Question

The number of different permutations of all the letters of the word "PERMUTATION" such that any two consecutive letters in the arrangement are neither both vowels nor both identical is:

• A. \( 63 \times 6! \times 5! \)
• B. \( 57 \times 5! \times 5! \)
• C. \( 33 \times 6! \times 5! \)
• D. \( 7 \times 7! \times 5! \)

Hint:

When solving word permutation problems with restrictions, always first arrange the unconstrained group, then insert the constrained group into available slots, and finally subtract cases violating restrictions.

Answer 1

The Correct Option is B

Step 1: Identify letters
The word "PERMUTATION" has 11 letters: P, E, R, M, U, T, A, T, I, O, N. There are 5 vowels (E, U, A, I, O) and 6 consonants (P, R, M, T, T, N).
Step 2: Arrange consonants
The 6 consonants are arranged, accounting for the repeated 'T': \[\frac{6!}{2!}\]
Step 3: Place vowels in gaps
To ensure no vowels are adjacent, place them in the 7 available slots among the consonants.

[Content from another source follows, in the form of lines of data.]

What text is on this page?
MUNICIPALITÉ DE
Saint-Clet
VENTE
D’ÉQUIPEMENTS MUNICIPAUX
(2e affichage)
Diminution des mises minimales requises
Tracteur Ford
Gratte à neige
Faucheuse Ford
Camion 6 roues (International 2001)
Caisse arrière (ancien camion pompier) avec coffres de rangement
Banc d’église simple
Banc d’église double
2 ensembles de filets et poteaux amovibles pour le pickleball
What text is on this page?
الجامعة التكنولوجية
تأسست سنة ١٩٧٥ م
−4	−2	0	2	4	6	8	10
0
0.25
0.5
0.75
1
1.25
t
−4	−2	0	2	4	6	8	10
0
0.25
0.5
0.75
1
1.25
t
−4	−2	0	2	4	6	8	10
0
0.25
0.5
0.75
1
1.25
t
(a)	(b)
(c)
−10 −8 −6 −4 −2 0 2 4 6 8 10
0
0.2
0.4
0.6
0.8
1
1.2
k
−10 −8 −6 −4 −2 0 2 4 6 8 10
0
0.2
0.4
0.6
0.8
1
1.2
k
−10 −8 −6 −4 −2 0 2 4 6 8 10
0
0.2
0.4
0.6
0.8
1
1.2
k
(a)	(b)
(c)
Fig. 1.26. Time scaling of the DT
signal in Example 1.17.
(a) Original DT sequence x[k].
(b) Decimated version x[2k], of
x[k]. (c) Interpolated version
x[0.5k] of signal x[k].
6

The number of ways to select 5 slots from 7 is \[\binom{7}{5} = 7C_5\]. The 5 vowels can then be arranged in \[\;5!\] ways.
Step 4: Exclude cases with adjacent T’s
Calculate permutations where the two 'T's are together: \[\;5! \times 6C_5 \times 5!\].
Step 5: Final Calculation \[\frac{6!}{2!} \times 7C_5 \times 5! - 5! \times 6C_5 \times 5! = 57 \times (5!)^2.\]Final Answer: The correct answer is \( \boxed{(b)} \).